In the space of ten hours, Sadie developed extreme aphasia, double vision, and blinding headaches. When she went to bed she was normal, albeit sick as a dog from the cisplatinum and etoposide. The next morning she was clearly very confused and could barely utter an intelligible word. We rushed her to the hospital, where they took a CT scan. The scan showed no bleeding (good news) but a lot of fluid (bad): it meant the tumor was still growing despite treatment.

They immediately put Sadie on 15 mg of dexamethasone to reduce the swelling in her brain. Doctors and nurses came in round the clock to conduct neurological tests on Sadie: follow my finger with your eyes, squeeze my finger, and so on. Sadie’s left pupil was sometimes larger than her right. We noticed that Sadie’s head sometimes shook slightly, like someone with mild Parkinson’s. That turned out to be mild epileptic seizures, and the doctors added Dilantin (phenytoin) to her medicine mix.

The harsh truth

August 27, 2006

We knew it the minute Sadie’s oncologist and neurologist asked us to come down to one of the little meeting rooms on the children’s oncology floor. They spelled out Sadie’s situation in no uncertain terms (for which we were thankful): the tumor is still growing, and Sadie is going to die. She had more likely weeks than months to live. Dexamethasone would help stabilize her now, but it was only a matter of time before the tumor grew so large that Sadie’s brain had nowhere to go but down, into the spinal column. There would be no pain from this process; and any discomfort Sadie might have could be obliterated with medication. Sadie would gradually sleep more and more, eventually losing consciousness and passing away in what didn’t sound like a bad way to go.

Bad blood

August 29–September 5, 2006

Over the next two days the dexamethasone gradually drove the fluid in Sadie’s brain away and she returned to normal. On the 29th we came home from the hospital. Her new prognosis seemed unreal. This was Sadie just as she had been for months before starting treatment again. The dexamethasone had obliterated her nausea and given her tons of energy and appetite. She was cheerful and upbeat.

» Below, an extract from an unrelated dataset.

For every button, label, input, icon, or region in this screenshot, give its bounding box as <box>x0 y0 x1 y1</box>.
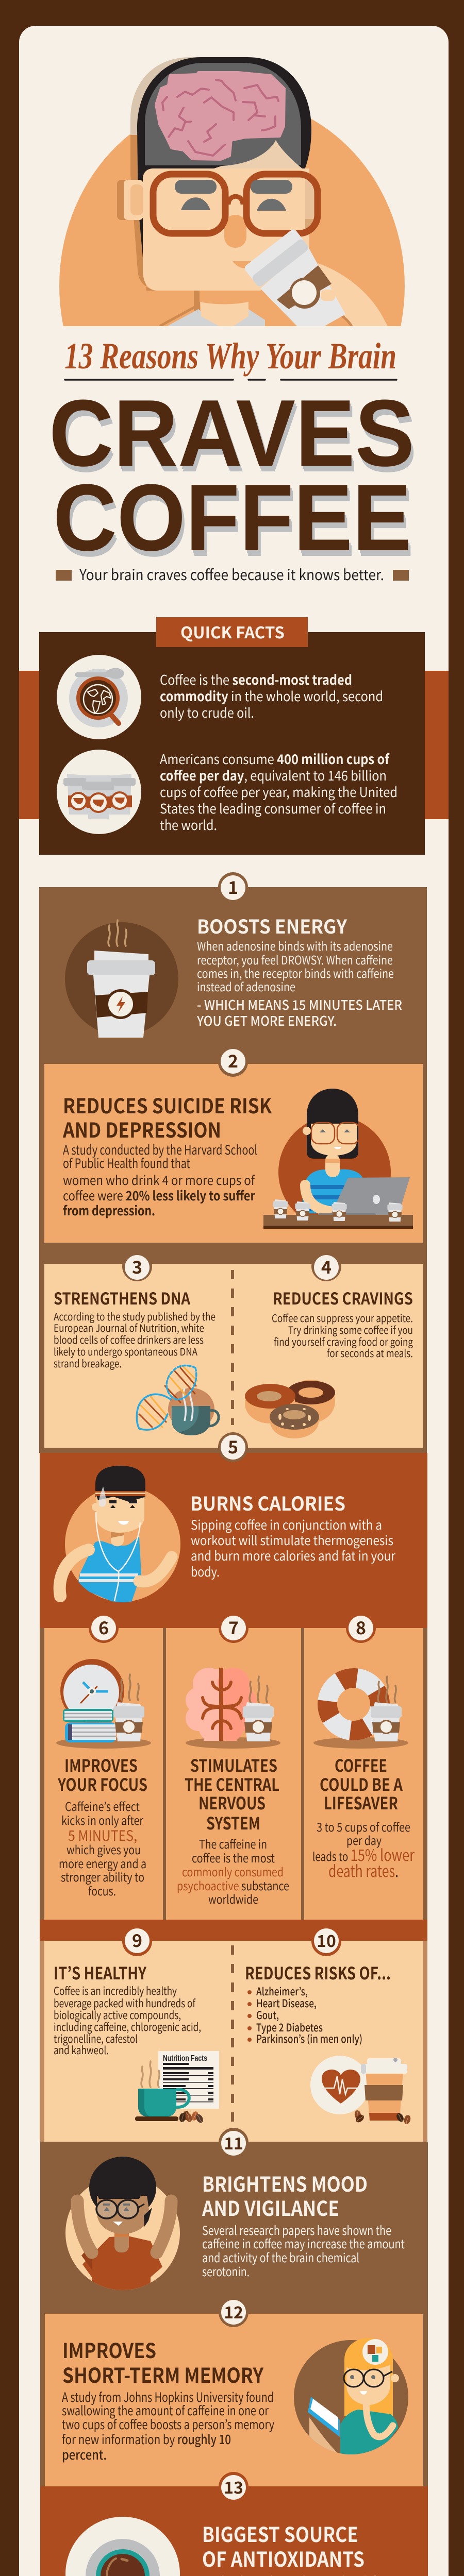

Sadie continued taking the etoposide capsules and we still planned to go on with her chemotherapy protocol. Although the doctors had cautioned us not to be too optimistic, we were hopeful that Sadie would make it to her next scheduled MRI at the end of the second treatment cycle (nearly two months away), and that the cisplatinum and etoposide would have made a dent in her tumor. Unfortunately, Sadie’s body, weakened by her earlier radiation and chemotherapy, couldn’t take the assault. Her routine blood draw on September 5 showed a precipitous drop in her platelet count. Sadie had to stop taking the etoposide capsules.

Treatment stops

September 22, 2006

Despite the premature end of her first chemotherapy cycle, Sadie remained remarkably stable. Between no etoposide and lots of dexamethasone, she was feeling great. We wondered if we’d heard the doctors correctly on August 27th. Sadie didn’t look like someone with only weeks to live.

Sadie’s second chemotherapy cycle should have started on September 18, but her bloodwork wasn’t good enough. She did have an MRI that day, a month ahead of schedule. The MRI confirmed her prognosis: the tumor had grown dramatically since Sadie’s last MRI. What cisplatinum and etoposide she’d gotten were having no effect. On September 22, the doctors recommended we stop treatment and enjoy the time Sadie had left. Sadie and we concurred.

We went home. We’d cried on August 27th, but today we were just numb. Her prognosis wasn’t new, and despite the hard evidence in black-and-white MRI images, it still seemed unreal. I remember feeling mostly relieved that Sadie wouldn’t be so miserably sick now that chemotherapy was gone.

We set about enjoying the next several weeks.